Department of Endocrinology and Metabology, The First Affiliated Hospital of Shandong First Medical University and Shandong Provincial Qianfoshan Hospital, Jinan, China.
Shandong Key Laboratory of Rheumatic Disease and Translational Medicine, Jinan, China.
Pathol Oncol Res. 2022 Feb 23;28:1610012. doi: 10.3389/pore.2022.1610012. eCollection 2022.

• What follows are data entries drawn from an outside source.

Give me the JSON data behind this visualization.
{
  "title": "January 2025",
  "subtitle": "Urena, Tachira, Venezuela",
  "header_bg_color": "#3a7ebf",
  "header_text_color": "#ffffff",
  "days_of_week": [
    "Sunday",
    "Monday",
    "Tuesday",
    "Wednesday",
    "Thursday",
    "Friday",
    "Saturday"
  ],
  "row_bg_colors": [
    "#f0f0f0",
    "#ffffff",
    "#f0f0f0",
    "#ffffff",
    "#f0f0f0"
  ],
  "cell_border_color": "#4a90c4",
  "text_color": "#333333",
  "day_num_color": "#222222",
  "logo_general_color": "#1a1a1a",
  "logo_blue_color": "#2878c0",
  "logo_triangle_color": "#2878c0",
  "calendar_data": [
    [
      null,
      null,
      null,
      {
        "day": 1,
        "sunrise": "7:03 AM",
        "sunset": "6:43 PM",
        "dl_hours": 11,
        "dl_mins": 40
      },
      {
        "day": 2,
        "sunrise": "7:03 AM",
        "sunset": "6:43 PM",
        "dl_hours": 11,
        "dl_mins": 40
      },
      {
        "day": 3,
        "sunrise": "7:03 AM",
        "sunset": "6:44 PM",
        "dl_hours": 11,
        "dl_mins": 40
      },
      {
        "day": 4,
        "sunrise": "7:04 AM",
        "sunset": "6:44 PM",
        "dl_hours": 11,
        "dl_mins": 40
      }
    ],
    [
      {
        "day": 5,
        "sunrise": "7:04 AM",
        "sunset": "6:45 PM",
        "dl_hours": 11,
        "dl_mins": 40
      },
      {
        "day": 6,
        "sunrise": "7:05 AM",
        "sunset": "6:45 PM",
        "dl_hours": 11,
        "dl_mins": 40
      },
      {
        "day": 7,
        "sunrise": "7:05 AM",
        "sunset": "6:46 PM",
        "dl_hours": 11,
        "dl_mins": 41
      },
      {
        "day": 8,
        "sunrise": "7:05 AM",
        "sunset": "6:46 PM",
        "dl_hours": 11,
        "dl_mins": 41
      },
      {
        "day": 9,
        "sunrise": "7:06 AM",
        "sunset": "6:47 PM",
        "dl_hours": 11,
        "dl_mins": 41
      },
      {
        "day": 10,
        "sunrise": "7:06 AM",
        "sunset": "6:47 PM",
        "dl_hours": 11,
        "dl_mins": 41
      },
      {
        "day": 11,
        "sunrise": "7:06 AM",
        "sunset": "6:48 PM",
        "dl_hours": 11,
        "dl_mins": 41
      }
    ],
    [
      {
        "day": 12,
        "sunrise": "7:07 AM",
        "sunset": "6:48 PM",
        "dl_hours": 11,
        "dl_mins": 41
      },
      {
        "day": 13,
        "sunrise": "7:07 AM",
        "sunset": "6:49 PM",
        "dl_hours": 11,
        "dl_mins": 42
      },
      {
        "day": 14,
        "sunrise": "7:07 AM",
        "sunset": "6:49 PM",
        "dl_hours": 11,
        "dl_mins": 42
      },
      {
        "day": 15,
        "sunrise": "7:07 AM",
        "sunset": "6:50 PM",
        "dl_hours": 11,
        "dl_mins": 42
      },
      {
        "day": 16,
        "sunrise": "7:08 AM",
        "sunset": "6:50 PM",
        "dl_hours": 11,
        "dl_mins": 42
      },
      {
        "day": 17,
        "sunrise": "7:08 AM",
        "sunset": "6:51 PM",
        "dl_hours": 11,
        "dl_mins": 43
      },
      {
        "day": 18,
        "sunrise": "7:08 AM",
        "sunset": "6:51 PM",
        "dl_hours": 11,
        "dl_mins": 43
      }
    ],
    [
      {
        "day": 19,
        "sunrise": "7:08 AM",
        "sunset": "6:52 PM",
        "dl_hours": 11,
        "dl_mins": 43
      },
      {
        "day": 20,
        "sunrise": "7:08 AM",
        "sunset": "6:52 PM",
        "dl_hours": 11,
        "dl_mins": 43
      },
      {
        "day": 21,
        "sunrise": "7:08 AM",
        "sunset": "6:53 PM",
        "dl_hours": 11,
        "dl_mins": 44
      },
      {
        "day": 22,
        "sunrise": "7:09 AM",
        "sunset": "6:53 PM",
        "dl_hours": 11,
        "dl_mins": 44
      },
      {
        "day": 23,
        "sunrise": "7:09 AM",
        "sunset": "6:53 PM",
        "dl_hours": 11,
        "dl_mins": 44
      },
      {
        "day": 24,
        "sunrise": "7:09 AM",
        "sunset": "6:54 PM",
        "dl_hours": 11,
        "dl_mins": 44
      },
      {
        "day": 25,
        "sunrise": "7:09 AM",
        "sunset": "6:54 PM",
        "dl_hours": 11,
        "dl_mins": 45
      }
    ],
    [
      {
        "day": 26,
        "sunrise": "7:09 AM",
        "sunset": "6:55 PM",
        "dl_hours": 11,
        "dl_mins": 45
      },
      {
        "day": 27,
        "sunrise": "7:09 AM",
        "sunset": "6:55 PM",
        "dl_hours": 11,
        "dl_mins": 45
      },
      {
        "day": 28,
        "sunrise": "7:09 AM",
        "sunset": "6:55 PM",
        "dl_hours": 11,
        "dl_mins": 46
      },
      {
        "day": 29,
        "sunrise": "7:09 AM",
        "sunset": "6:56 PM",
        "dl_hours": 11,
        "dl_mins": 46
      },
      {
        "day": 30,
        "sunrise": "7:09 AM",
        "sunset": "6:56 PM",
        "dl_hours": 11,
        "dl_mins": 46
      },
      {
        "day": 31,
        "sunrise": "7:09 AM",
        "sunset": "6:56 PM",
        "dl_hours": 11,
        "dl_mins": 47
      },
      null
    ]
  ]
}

The purpose of our current study was to establish a long non-coding RNA(lncRNA) signature and assess its prognostic and diagnostic power in papillary thyroid cancer (PTC). LncRNA expression profiles were obtained from the Cancer Genome Atlas (TCGA). The key module and hub lncRNAs related to PTC were determined by weighted gene co-expression network analysis (WGCNA) and LASSO Cox regression analyses, respectively. Functional enrichment analyses, including Gene Ontology and Kyoto Encyclopedia of Genes and Genomes (KEGG) and gene set enrichment analysis were implemented to analyze the possible biological processes and signaling pathways of hub lncRNAs. Associations between key lncRNA expressions and tumor-infiltrating immune cells were identified using the TIMER website, and proportions of immune cells in high/low risk score groups were compared. Kaplan-Meier Plotter was used to evaluate the prognostic significance of hub genes in PTC. A diagnostic model was conducted with logistic regression analysis, and its diagnostic performance was assessed by calibration/receiver operating characteristic curves and principal component analysis. A nine-lncRNAs signature (SLC12A5-AS1, LINC02028, KIZ-AS1, LINC02019, LINC01877, LINC01444, LINC01176, LINC01290, and LINC00581) was established in PTC, which has significant diagnostic and prognostic power. Functional enrichment analyses elucidated the regulatory mechanism of the nine-lncRNAs signature in the development of PTC. This signature and expressions of nine hub lncRNAs were correlated with the distributions of tumor infiltrating immune cells. A diagnostic nomogram was also established for PTC. By comparing with the published models with less than or equal to nine lncRNAs, our signature showed a preferable performace for prognosis prediction. In conclusion, our present research established an innovative nine-lncRNAs signature and a six-lncRNAs nomogram that might act as a potential indicator for PTC prognosis and diagnosis, which could be conducive to the PTC treatment.
本研究旨在建立长链非编码 RNA(lncRNA)特征,并评估其在甲状腺乳头状癌(PTC)中的预后和诊断价值。lncRNA 表达谱从癌症基因组图谱(TCGA)获得。通过加权基因共表达网络分析(WGCNA)和 LASSO Cox 回归分析分别确定与 PTC 相关的关键模块和枢纽 lncRNAs。进行了功能富集分析,包括基因本体论和京都基因与基因组百科全书(KEGG)以及基因集富集分析,以分析枢纽 lncRNAs 的可能生物学过程和信号通路。使用 TIMER 网站确定关键 lncRNA 表达与肿瘤浸润免疫细胞之间的关联,并比较高/低风险评分组中免疫细胞的比例。Kaplan-Meier Plotter 用于评估 PTC 中枢纽基因的预后意义。使用逻辑回归分析构建诊断模型,并通过校准/接受者操作特征曲线和主成分分析评估其诊断性能。在 PTC 中建立了一个由九个 lncRNAs 组成的特征(SLC12A5-AS1、LINC02028、KIZ-AS1、LINC02019、LINC01877、LINC01444、LINC01176、LINC01290 和 LINC00581),具有显著的诊断和预后价值。功能富集分析阐明了九个 lncRNAs 特征在 PTC 发展中的调控机制。该特征和九个枢纽 lncRNAs 的表达与肿瘤浸润免疫细胞的分布相关。还建立了用于 PTC 的诊断列线图。与发表的少于或等于九个 lncRNAs 的模型相比,我们的特征在预后预测方面表现更好。总之,本研究建立了一个创新性的九个 lncRNAs 特征和一个六个 lncRNAs 列线图,可作为 PTC 预后和诊断的潜在指标,有助于 PTC 的治疗。